The concept of publishers, generally seen as the gatekeepers to funding in the traditional gaming sphere, is becoming controversial to some people. This came to a point when Jussi Laakkonen, CEO of app discovery firm Applifier, said that the days of milestones and strict control over a developer were over.

“All you’re describing here is how [the publisher] comes in and asks you to open his wallet, and then gives you money,” Laakkonen said. “That does not happen anymore. That is the reality we are all living. A game is an idea. It is data driven. It needs a partnership that goes well beyond a publication date. This panel should be telling me about the new world of publishing.”

Laakkonen noted that publishers face disruption from cloud gaming, free-to-play games and crowd sourcing. To him, publishing must become a partnership with developers where they zero in on the analytics data and optimize the game so that it can generate the maximum amount of revenue for both companies.

“My question to you is: ‘What is publishing 2.0, and how do you make it happen ‘” closed Laakkonen .

“I think that was a brilliant question.
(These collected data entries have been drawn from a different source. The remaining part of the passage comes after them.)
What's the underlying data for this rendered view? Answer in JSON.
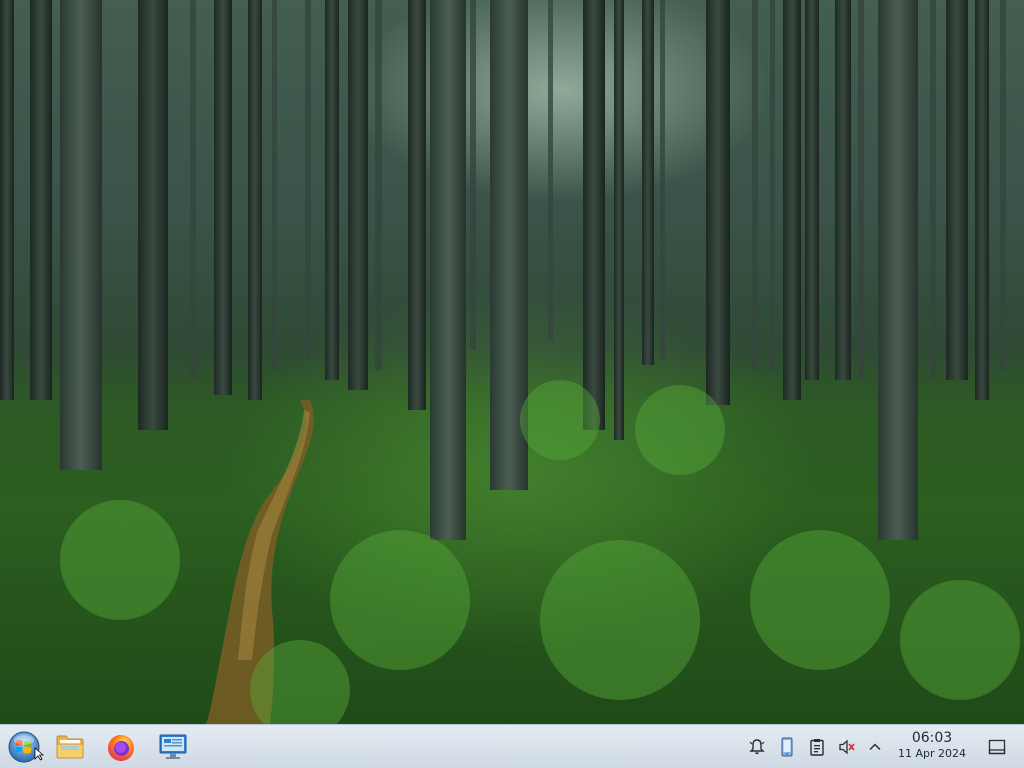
{
  "taskbar": {
    "start_icon": "windows-orb-icon",
    "pinned": [
      {
        "name": "file-manager",
        "icon": "folder-icon"
      },
      {
        "name": "firefox",
        "icon": "firefox-icon"
      },
      {
        "name": "remote-desktop",
        "icon": "monitor-icon"
      }
    ],
    "tray": [
      {
        "name": "notifications",
        "icon": "bell-icon"
      },
      {
        "name": "clipboard-app",
        "icon": "phone-icon"
      },
      {
        "name": "clipboard",
        "icon": "clipboard-icon"
      },
      {
        "name": "volume",
        "icon": "speaker-muted-icon"
      },
      {
        "name": "show-hidden",
        "icon": "chevron-up-icon"
      }
    ],
    "clock": {
      "time": "06:03",
      "date": "11 Apr 2024"
    },
    "show_desktop_icon": "show-desktop-icon"
  },
  "colors": {
    "taskbar_top": "#e4ebf2",
    "taskbar_bottom": "#cfd9e3",
    "forest_floor": "#2b5e1f",
    "path": "#8a6a2c"
  }
}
It strikes at the heart of change in our industry,” said Jamil Moledina, a panelist and former publishing executive at Funzio and Electronic Arts. “How do we adapt our practices and see the world in a more expansive way ”

Even with a digital game, where there is no need for someone to make a physical product, publishers, platform owners, monetization firms, ad networks, analytics firms, providers of social layers, and app store operators have all emerged. What publishers can do is acquire more users for a game, balancing the interests of the developer and a middleman, asserts Moledina.

“They all want to take 30 percent,” said Si Shen, chief executive of Papaya Mobile. “After a few services take their cut, there is nothing left for the developer.”

Zynga has stepped into the role of a publisher, offering their servers and analytics and Activision is doing something similar with mobile games. Japan’s Gree and DeNA-Ngmoco have their own social mobile gaming platforms, designed to help users discover new games more efficiently.

For Eros Resmini, senior vice president of developer relations at Gree, he is careful to call the company a platform owner, focused on games – not a publisher. “There are certain expectations when you say you’re publishing a title,” Resmini said. “We’re very interested in partnering with our developers.”

Even platform holders like Apple, Google, Amazon, and Facebook are changing what they do as app store operators that are able to take on digital publishing functions. Even traditional game publishers are acknowledging that the world has changed.

“If we look at tradition, the publishing models have changed too,” said Adam Boyes, vice president of developer relations at Sony Computer Entertainment America. “This requires constant communication between developers and publishers. You’re absolutely right. The world is changing. If you don’t change, you’ll get left behind.”